Most reference-based pricing programs set the reference amount between 140 and 200 percent of the published Medicare reimbursement rate for each service category. Programs at 140 to 150 percent of Medicare produce the largest savings but carry higher balance billing risk because the gap between the reference payment and typical provider rates is larger. Programs at 175 to 200 percent produce more moderate savings but tend to see fewer balance billing disputes because the payment represents a reasonable offer that many providers accept rather than escalate. The right benchmark for your plan depends on your workforce demographics, your tolerance for advocacy-intensive claims, and your target savings percentage relative to your current PPO costs.

Do all providers accept reference-based pricing payments?

No. The provider response varies by facility type, local market competition, and the specific advocacy approach used. Large hospital systems in concentrated markets tend to be more aggressive in their refusal to accept reference amounts and more persistent in pursuing balance bills. Independent facilities, ambulatory surgical centers, and hospitals in competitive markets tend to accept reference payments or negotiate settlements through the advocacy process without significant friction. The advocacy vendor's historical acceptance and settlement rates by facility type and market are one of the most important data points to evaluate before selecting a reference-based pricing program.

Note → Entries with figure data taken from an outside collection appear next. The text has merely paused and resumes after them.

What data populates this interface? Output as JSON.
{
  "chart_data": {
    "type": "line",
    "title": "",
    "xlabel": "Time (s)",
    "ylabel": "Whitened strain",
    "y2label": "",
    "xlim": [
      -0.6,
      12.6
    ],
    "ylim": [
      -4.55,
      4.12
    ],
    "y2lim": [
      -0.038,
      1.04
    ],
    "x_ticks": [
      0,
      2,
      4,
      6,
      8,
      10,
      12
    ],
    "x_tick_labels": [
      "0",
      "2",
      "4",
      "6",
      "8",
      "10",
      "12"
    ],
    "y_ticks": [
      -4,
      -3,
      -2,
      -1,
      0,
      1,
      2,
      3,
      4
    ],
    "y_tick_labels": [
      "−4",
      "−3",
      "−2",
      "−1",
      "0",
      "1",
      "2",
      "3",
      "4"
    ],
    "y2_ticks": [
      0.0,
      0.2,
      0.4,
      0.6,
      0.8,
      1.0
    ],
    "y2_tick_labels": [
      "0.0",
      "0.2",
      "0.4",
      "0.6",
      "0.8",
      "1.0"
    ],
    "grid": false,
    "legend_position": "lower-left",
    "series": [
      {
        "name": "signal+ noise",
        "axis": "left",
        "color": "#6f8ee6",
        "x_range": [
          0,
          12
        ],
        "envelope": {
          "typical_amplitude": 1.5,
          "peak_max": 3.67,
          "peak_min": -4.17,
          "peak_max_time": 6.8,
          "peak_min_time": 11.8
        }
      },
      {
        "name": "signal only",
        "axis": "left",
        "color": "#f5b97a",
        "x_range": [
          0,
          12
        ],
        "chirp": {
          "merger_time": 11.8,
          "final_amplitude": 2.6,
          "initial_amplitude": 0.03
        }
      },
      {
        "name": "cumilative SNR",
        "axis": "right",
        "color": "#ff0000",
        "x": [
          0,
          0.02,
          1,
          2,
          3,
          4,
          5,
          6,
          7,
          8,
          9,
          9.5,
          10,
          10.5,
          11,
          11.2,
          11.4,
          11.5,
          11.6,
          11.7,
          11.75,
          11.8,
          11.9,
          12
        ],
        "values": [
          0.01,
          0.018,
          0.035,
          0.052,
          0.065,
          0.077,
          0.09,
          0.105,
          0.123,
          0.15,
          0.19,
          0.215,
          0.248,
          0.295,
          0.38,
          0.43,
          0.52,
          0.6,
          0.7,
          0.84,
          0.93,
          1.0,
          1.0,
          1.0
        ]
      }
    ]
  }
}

How does reference-based pricing interact with stop-loss insurance?

Stop-loss carriers are generally familiar with reference-based pricing arrangements, but the interaction between the reference payment methodology and the stop-loss contract requires explicit documentation. Specific stop-loss reimbursement is typically calculated based on the plan's allowed amount, which in a reference-based pricing arrangement is the reference amount rather than a PPO negotiated rate. If a provider succeeds in collecting a balance from the employee and the employer indemnifies the employee under the plan's indemnification provision, that additional payment may or may not count toward the specific deductible depending on how the stop-loss contract defines eligible claim expenses. Clarifying this language before implementing reference-based pricing prevents ambiguity at claim settlement time.

Is reference-based pricing compliant with the Affordable Care Act and ERISA?

Yes, when implemented correctly. Reference-based pricing is a payment methodology, not a network restriction, and self-funded employer plans have broad authority under ERISA to define their plan design, including payment methodologies for covered services. The plan must continue to satisfy ACA requirements for essential health benefits, preventive care with no cost-sharing, and other applicable mandates. Reference-based pricing does not create ACA compliance problems if the plan design otherwise satisfies those requirements. ERISA fiduciary obligations require that the plan pay only reasonable amounts for covered services, which reference-based pricing at Medicare benchmarks satisfies given that Medicare rates represent a professionally determined, widely accepted payment standard.

How long does implementation typically take?

A complete reference-based pricing implementation, from decision to go-live, typically requires 60 to 90 days. The implementation process includes selecting and contracting with the reference-based pricing vendor and advocacy service, updating stop-loss documentation, preparing employee communication materials, updating plan documents and the summary plan description to reflect the new payment methodology, and training HR staff on the process for directing employees who receive balance bills. Employers who attempt to compress this timeline significantly tend to encounter operational problems at launch, particularly in employee communication and HR staff preparation. A clean 90-day implementation produces a smoother go-live than a rushed 30-day effort that skips preparation steps.